Dimanche 05 Février 2012
Le 2 février, comme chaque année depuis la signature de la convention sur les zones humides, le 2 février 1971 à Ramsar en Iran, nous avons célébré la Journée Mondiale des Zones Humides.
Les zones humides sont définies comme des étendues de marais, de tourbières, de prairies humides, de lagunes, de mangroves… Elles se caractérisent par une biodiversité exceptionnelle. Ces milieux jouent un rôle primordial dans la régulation de la ressource en eau et dans la prévention des inondations.
Au cours des dernières décennies, le drainage, l’irrigation, la pollution, le changement climatique, ont entrainé un fort recul des zones humides dans le monde. La France, par exemple, a perdu 50% de ces zones humides entre 1960 et 1990, notamment dans le cadre de l’aménagement du territoire.

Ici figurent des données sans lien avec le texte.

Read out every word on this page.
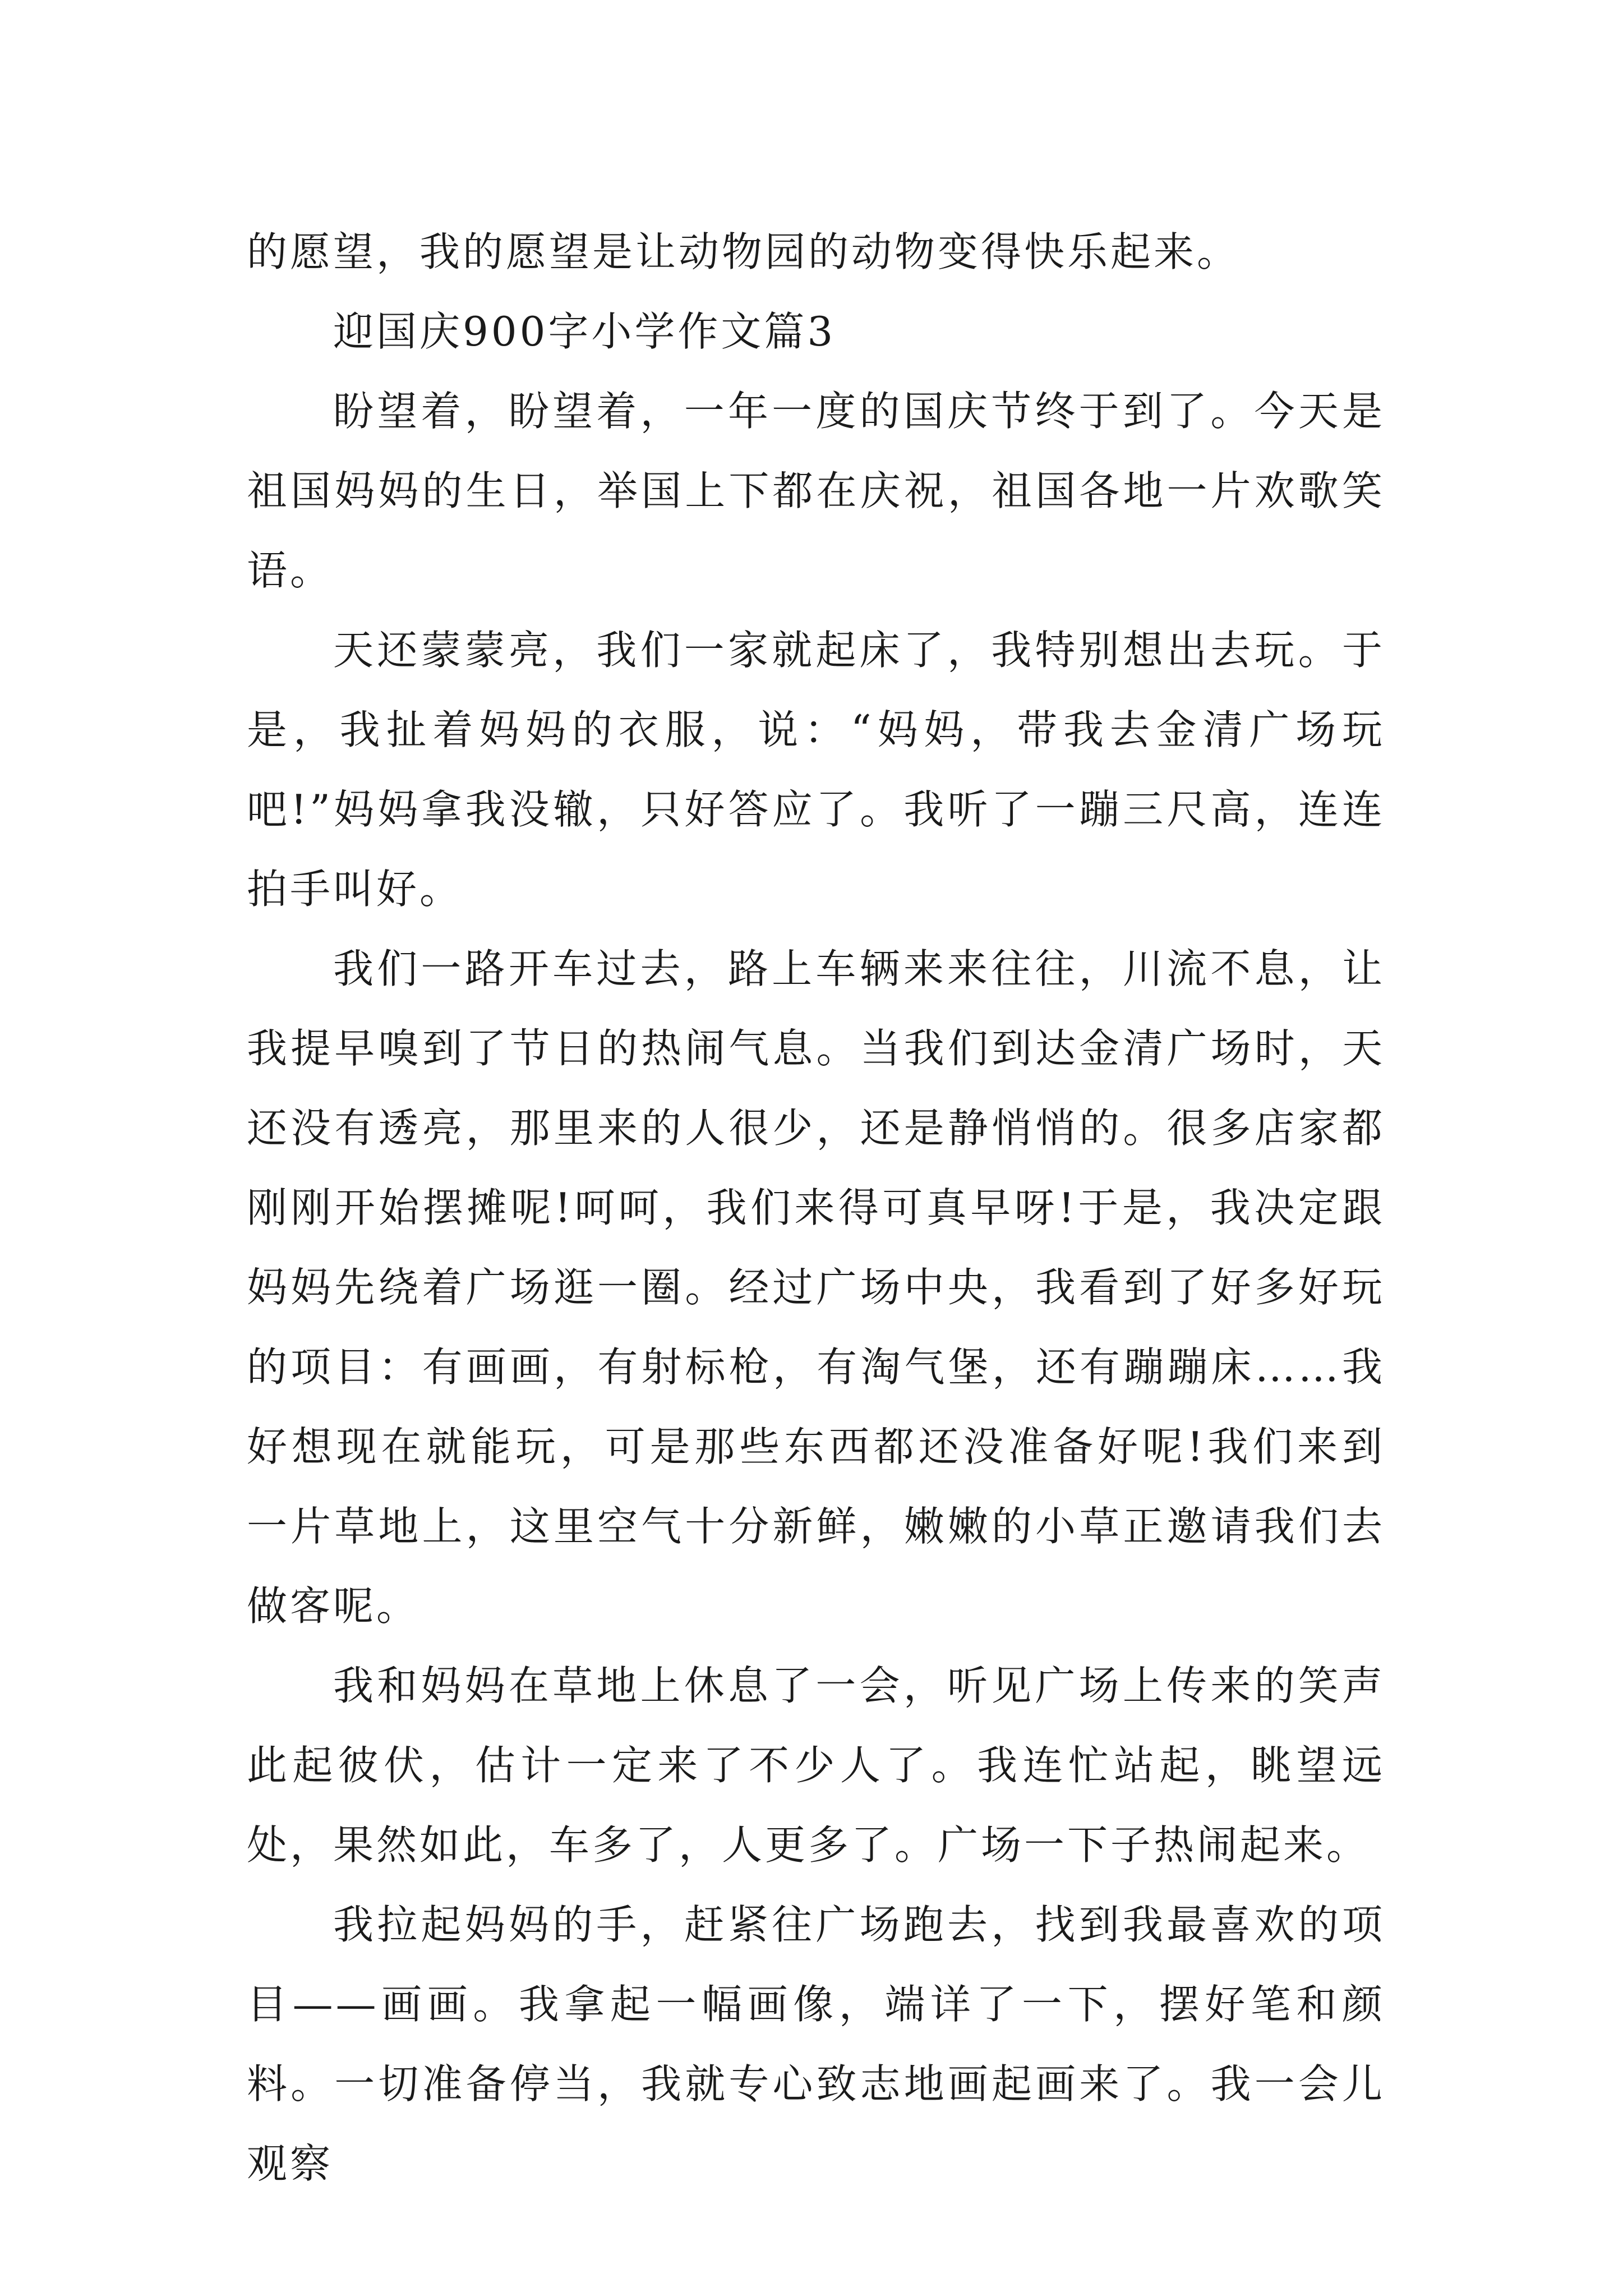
的愿望，我的愿望是让动物园的动物变得快乐起来。

迎国庆900字小学作文篇3

盼望着，盼望着，一年一度的国庆节终于到了。今天是祖国妈妈的生日，举国上下都在庆祝，祖国各地一片欢歌笑语。

天还蒙蒙亮，我们一家就起床了，我特别想出去玩。于是，我扯着妈妈的衣服，说：“妈妈，带我去金清广场玩吧!”妈妈拿我没辙，只好答应了。我听了一蹦三尺高，连连拍手叫好。

我们一路开车过去，路上车辆来来往往，川流不息，让我提早嗅到了节日的热闹气息。当我们到达金清广场时，天还没有透亮，那里来的人很少，还是静悄悄的。很多店家都刚刚开始摆摊呢!呵呵，我们来得可真早呀!于是，我决定跟妈妈先绕着广场逛一圈。经过广场中央，我看到了好多好玩的项目：有画画，有射标枪，有淘气堡，还有蹦蹦床……我好想现在就能玩，可是那些东西都还没准备好呢!我们来到一片草地上，这里空气十分新鲜，嫩嫩的小草正邀请我们去做客呢。

我和妈妈在草地上休息了一会，听见广场上传来的笑声此起彼伏，估计一定来了不少人了。我连忙站起，眺望远处，果然如此，车多了，人更多了。广场一下子热闹起来。

我拉起妈妈的手，赶紧往广场跑去，找到我最喜欢的项目——画画。我拿起一幅画像，端详了一下，摆好笔和颜料。一切准备停当，我就专心致志地画起画来了。我一会儿观察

La préservation de ces zones est un donc un enjeu majeur à l’échelle mondiale, car les implications environnementales, économiques et sociales sont immenses. Notamment celles des zones humides dites « ordinaires », souvent très localisées.
Cette année la journée était organisée autour du thème « Le tourisme dans les zones humides : une expérience unique ». Le tourisme de masse exerce une pression particulière sur ces zones sensibles. Un afflux touristique important conduit à une surexploitation des ressources, qui, dans le pire des cas, peut mener à leur épuisement total, donc à l’arrêt brutal du développement touristique.
Cet afflux peut conduire également à des dégâts irréversibles tels que : les dommages causés aux récifs coralliens par l’amarrage sauvage des embarcations de plongée ou par des guides de plongée et des plongeurs mal formés ; les effets du piétinement par un taux de visiteurs non contrôlé dans des habitats sensibles comme les tourbières, entraînant par exemple une érosion ; la perturbation excessive des populations d’oiseaux nidificatrices…
Il y a aussi de nombreux exemples d’impacts négatifs sur les communautés locales lorsque le développement du tourisme exclut les usagers locaux de la zone humide en faveur des touristes, causant ainsi des impacts sur les moyens d’existence locaux.
Une gestion plus intelligente, alliant protection et valorisation, peut en revanche renforcer l’attractivité des ces zones humides, tout en préservant leur merveilleuse spécificité. La baie du Mont Saint Michel avec ses prés salés et ses montons, la Camargue avec ses taureaux et ses flamants roses, le Marais Poitevin avec ses canaux verdoyants... sont des exemples français de tourisme responsable en zone humide.
Un tourisme bien géré à l’intérieur des zones humides et dans leurs environs, peut apporter des avantages non négligeables, tant au point de vue économique qu’environnemental, au niveau du site, comme au niveau régional ou national. Les communautés et les collectivités locales peuvent en bénéficier sur le plan économique, notamment au niveau des revenus et de l’emploi.
La zone humide elle-même est gagnante lorsque le revenu du tourisme (droits d’entrée, produits locaux, etc.) est directement consacré aux mesures de conservation du site, associant le tourisme à la conservation à long terme.
Le revenu peut servir à former des guides locaux et des agents de tourisme, à leur expliquer les caractéristiques fondamentales de la zone humide pour qu’ils puissent faire comprendre en termes simples les mesures de conservation aux touristes dont ils ont la charge – et, par la même occasion, modifier leur comportement pour atténuer les impacts sur les ressources naturelles.
Une signalisation appropriée dans les zones humides, des brochures simples, peuvent aussi démontrer aux touristes les valeurs des zones humides et les avantages que nous pouvons tous en tirer.